Drugs like Thorazine and changes in the law began to revolutionize mental health care in the mid-1950s. The institution changed its name accordingly, from Outagamie County Asylum for the Chronic Insane to Outagamie County Hospital to Outagamie County Health Center and then to the modern incarnation, Brewster Village, a sunny nursing home with private rooms.

Cemetery overgrown

Probably, the fact they were buried on the institution's grounds suggests that asylum residents' relationships with their families ended at the asylum door, University of Wisconsin-Oshkosh professor Thomas Ebert reasons. About half came from outside Outagamie County, and most came from poor families.

"It would seem logical to assume that if there had been some level of contact and an ongoing relationship with family members, they would be likely to be involved in the final arrangements of their loved ones," Ebert wrote in his book, "A Social History of the Asylum."

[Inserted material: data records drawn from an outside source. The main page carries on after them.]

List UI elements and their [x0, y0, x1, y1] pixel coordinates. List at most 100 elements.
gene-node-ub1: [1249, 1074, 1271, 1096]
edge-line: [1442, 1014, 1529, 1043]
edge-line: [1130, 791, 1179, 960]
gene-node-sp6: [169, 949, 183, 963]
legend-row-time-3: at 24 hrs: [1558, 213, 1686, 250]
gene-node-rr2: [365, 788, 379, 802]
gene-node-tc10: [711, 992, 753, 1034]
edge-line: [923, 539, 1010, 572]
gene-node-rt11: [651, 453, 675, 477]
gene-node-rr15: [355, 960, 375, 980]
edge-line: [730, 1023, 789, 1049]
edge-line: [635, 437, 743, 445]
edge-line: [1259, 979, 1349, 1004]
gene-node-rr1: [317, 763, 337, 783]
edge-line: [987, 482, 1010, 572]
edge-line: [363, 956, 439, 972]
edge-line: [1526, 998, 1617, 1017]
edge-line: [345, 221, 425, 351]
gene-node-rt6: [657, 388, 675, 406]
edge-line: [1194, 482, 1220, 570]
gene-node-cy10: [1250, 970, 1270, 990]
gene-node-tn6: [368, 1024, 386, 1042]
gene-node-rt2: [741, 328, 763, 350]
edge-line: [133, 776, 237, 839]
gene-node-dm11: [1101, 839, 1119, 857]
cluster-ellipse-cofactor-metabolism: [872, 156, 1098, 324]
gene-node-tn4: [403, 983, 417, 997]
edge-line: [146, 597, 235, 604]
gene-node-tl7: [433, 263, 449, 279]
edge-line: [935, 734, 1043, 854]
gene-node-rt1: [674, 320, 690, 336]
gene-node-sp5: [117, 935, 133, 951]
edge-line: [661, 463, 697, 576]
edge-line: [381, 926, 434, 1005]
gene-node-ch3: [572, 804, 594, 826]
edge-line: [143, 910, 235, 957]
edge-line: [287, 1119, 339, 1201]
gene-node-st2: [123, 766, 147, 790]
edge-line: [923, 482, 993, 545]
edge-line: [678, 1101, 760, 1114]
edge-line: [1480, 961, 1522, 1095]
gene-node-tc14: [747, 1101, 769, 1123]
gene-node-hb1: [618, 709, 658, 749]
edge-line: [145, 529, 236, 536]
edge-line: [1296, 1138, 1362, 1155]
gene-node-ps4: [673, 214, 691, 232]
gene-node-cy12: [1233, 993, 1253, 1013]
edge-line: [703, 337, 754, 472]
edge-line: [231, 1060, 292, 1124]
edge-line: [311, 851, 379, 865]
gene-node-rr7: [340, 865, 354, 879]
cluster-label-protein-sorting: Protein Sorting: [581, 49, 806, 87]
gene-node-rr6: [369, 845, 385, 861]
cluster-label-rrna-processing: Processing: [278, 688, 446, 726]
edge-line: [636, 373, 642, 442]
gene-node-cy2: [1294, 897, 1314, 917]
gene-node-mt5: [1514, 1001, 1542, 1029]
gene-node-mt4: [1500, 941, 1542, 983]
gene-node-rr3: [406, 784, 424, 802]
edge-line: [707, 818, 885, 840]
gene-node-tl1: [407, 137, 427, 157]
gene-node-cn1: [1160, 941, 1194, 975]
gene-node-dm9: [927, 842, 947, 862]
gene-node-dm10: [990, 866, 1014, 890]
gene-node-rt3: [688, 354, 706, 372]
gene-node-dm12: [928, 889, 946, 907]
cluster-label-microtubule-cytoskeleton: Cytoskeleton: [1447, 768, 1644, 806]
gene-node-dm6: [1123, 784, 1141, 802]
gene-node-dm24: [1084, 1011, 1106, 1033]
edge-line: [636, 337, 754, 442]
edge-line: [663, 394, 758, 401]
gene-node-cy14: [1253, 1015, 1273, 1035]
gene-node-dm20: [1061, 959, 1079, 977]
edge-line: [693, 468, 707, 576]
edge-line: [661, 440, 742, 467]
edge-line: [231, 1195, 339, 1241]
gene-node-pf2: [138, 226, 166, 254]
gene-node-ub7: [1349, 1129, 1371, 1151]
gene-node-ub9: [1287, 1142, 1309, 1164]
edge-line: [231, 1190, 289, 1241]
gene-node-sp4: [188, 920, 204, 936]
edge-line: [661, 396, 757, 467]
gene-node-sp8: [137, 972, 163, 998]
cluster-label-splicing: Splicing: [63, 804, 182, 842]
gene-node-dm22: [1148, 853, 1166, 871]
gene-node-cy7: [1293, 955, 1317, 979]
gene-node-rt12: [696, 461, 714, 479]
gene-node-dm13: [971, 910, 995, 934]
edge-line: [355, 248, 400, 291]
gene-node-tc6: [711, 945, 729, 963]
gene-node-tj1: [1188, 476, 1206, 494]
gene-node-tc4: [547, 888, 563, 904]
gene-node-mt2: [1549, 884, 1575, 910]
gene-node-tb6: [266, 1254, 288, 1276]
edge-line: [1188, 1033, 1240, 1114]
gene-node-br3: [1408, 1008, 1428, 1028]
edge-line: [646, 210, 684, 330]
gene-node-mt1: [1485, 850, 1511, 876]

Even so, headstones apparently marked at least some of the cemetery's graves. In a March 22, 1978 memo to the Outagamie County Historical Society, health center employee John Franklin reported that he had removed the only remaining tombstone a few months earlier. It was broken and leaning against a tree.

By the 1990s, the cemetery had become so unrecognizable as such there was talk of putting a service road through the property. Outagamie County Executive Toby Paltzer, whose father once farmed the land around the cemetery, heard about it and stopped construction before it began.

"I said, 'You can't do that. There are people buried back there,'" Paltzer said. "Nobody knew it was there. You should have seen their faces when I told them."

About four years ago, members of the FVTC Honor Guard, who drill on the road beside the cemetery, decided to restore the property. They cleaned it up, erected a sign and installed a walkway for a man who used to visit in his wheelchair.

Their adviser, FVTC fire protection instructor Terry Linson, said the group is trying to raise money for beautification projects, like a decorative fence.

"People still come there, so when they visit they can come to a maintained cemetery," Linson said.

Some day, the college students would even like to place markers on the graves, using the cemetery records.

However, they will not be able to locate John Doe. His grave wasn't even assigned a number.

Among those buried in the cemetery

August N.: Born in Germany, he was admitted Dec. 20, 1890, at age 17 for "aftereffects of scarlet fever." According to the superintendent's log, his symptoms began at age 5. He died of pneumonia in 1933. He is buried in grave No. 103.

Agnes J.: The Brown County sheriff delivered her to the asylum in 1917 with a note: "15 years. Polish. No education. Catholic. Financial condition very poor." According to asylum records, she was "feebleminded," "mentally deficient," "crippled" and suffered from seizures. She died of apoplexy when she was 16. She lies in grave No. 81.

Charles M.: A 44-year-old Finnish immigrant with a wife and three children. According to the asylum record, he was admitted in 1921 suffering from "dementia praecox." When he died of a heart attack nine years later, the asylum superintendent sent this telegram to his family: "Charles died wire collect disposition of body." It came back addressee unknown. He is buried in grave No. 100.